US States enforcing new age verification for adult content—how could this be done properly?
@technology
Seeing the news about Utah and Virginia over in the US, there's been a lot of discourse about how unsafe it is to submit government ID online. Even the states that have their own age-verification portals are likely to introduce a lot of risk of leaks, phishing, and identity theft.
My interest, however, focused on this as an interesting technical and legislative problem. How _could_ a government impose age-verification control in a better way?
My first thought would be to legislate the inclusion of some sort of ISP-level middleware. Any time a user tried to access a site on the government provided list of adult content, they'd need to simply authenticate with their ISP web credentials.
Parents could give their children access to the internet at home or via cellular networks knowing this would block access to adult content and adults without children could login to their ISP portal and opt-out of this feature.
As much as I think these types of blocks aren't particularly effective—kids will pretty quickly figure out how to use a VPN—I think a scheme like mine would be at least _as effective_ as the one the governments have mandated without adding any new risk to users.

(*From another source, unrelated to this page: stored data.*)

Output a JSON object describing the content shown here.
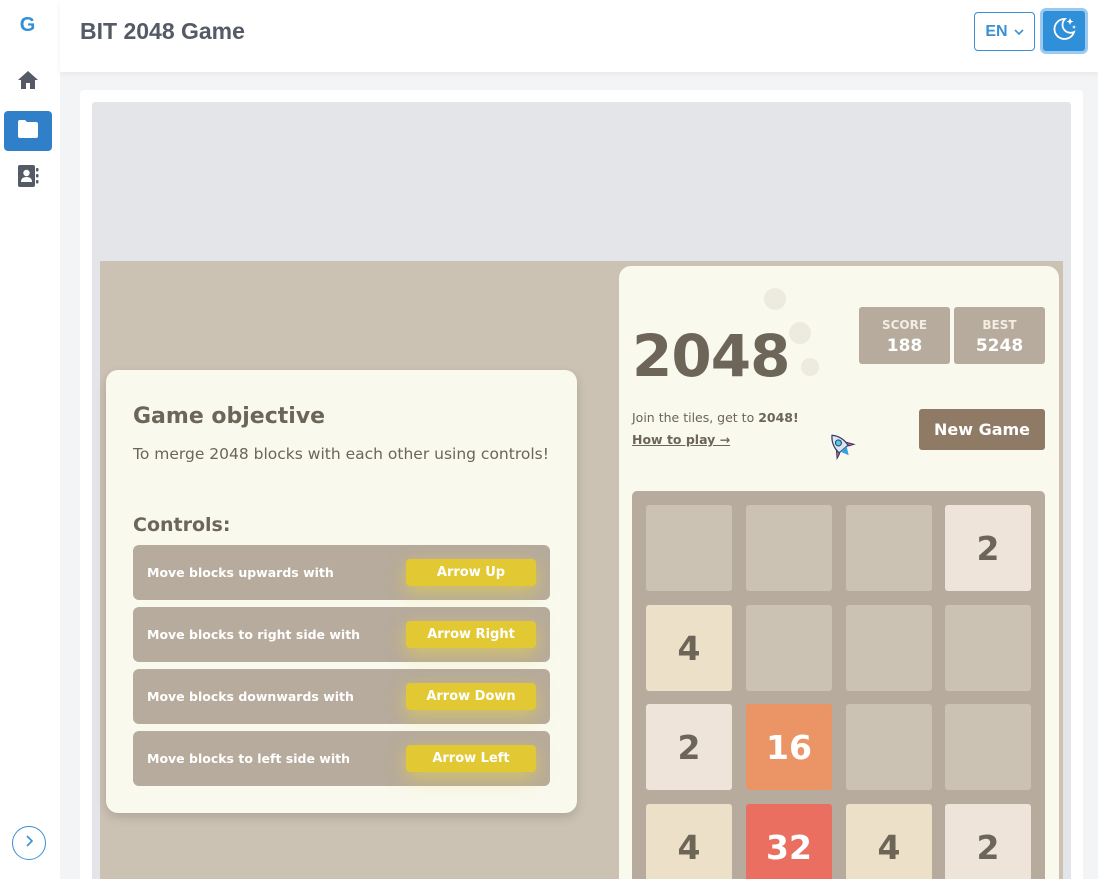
{
  "app": {
    "logo": "G",
    "title": "BIT 2048 Game"
  },
  "sidebar": {
    "items": [
      {
        "icon": "home-icon",
        "active": false
      },
      {
        "icon": "folder-icon",
        "active": true
      },
      {
        "icon": "contacts-icon",
        "active": false
      }
    ],
    "expand_icon": "chevron-right-icon"
  },
  "header": {
    "language": "EN",
    "theme_icon": "moon-stars-icon"
  },
  "objective": {
    "title": "Game objective",
    "description": "To merge 2048 blocks with each other using controls!",
    "controls_title": "Controls:",
    "controls": [
      {
        "label": "Move blocks upwards with",
        "key": "Arrow Up"
      },
      {
        "label": "Move blocks to right side with",
        "key": "Arrow Right"
      },
      {
        "label": "Move blocks downwards with",
        "key": "Arrow Down"
      },
      {
        "label": "Move blocks to left side with",
        "key": "Arrow Left"
      }
    ]
  },
  "game": {
    "title": "2048",
    "score": {
      "label": "SCORE",
      "value": "188"
    },
    "best": {
      "label": "BEST",
      "value": "5248"
    },
    "intro_prefix": "Join the tiles, get to ",
    "intro_target": "2048!",
    "how_to_play": "How to play →",
    "new_game": "New Game",
    "board": [
      [
        "",
        "",
        "",
        "2"
      ],
      [
        "4",
        "",
        "",
        ""
      ],
      [
        "2",
        "16",
        "",
        ""
      ],
      [
        "4",
        "32",
        "4",
        "2"
      ]
    ]
  },
  "colors": {
    "accent": "#2f8fd8",
    "board": "#b6ab9c",
    "empty_cell": "#cbc2b3",
    "tile_2": "#eee4da",
    "tile_4": "#ede0c8",
    "tile_16": "#eb9566",
    "tile_32": "#ea6f61",
    "key_yellow": "#e2c934",
    "button_brown": "#8f7a66"
  }
}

What do you all think? Are any of you from these states or other regions where some sort of age-restriction is enforced? How does this work where you are from?
Edit:
Using a simple captive portal—just like the ones on public wifi—would probably be the simplest way to accomplish this. It's relatively low friction to the end-user, most web browsers will deal with the redirect cleanly despite the TLS cert issues, and it requires no collection of any new PII.
Also, I don't think these types of filters are useful or worth legislating, I'm just looking at ways to implement them without harming security or privacy.
This problem is always approached from the wrong angle (requiring verification of adults to view adult material) instead of the more freedom- and privacy-preserving method of requiring child-friendly sites to advertise to the browser that they are suitable for child web browsers.
What I mean by this, and the way that I would solve this problem, is to introduce an HTTP header such as
X-Child-Friendly: true
orX-Content-Rating: E
and to put the onus on parents to set the child's web browser to only allow browsing sites which return this header. Every browser would need to have a "Parental Control" mode that restricts browsing to sites that return this header, but this could easily become a standard. Instead of having every adult site implement your legislative controls, now you just need child-friendly sites to add a header to their responses.The whitelist approach is less likely to allow adult sites to slip through the net, compared to the blacklist approach.
For those who say that children would find a way around this by installing a different browser or unlocking the parental controls: it should be the responsibility of parents to monitor their child's access to the internet and installation of software. The current approach of trying to enforce age-verification on adult sites just shifts the problem to other adult sites that are not under the jurisdiction of the legislation.
Forcing age-verification for adults also has a huge bureaucratic cost and potential for abuse and loss of privacy. I think we know why legislators prefer this approach, and it isn't to protect the children.
Couldn't this be done theoretically with a Pihole and an updated DNS list?
Seems like the issue is that people aren't parenting their kids and expecting the government to parent for them.
Your DNS whitelist will need to be maintained by somebody and regularly updated. The benefit of the approach that I suggested is that sites report their own content suitability. A new site could be created and immediately be made accessible/inaccesible to restricted browsers without anyone having to maintain a database of allowed/disallowed sites.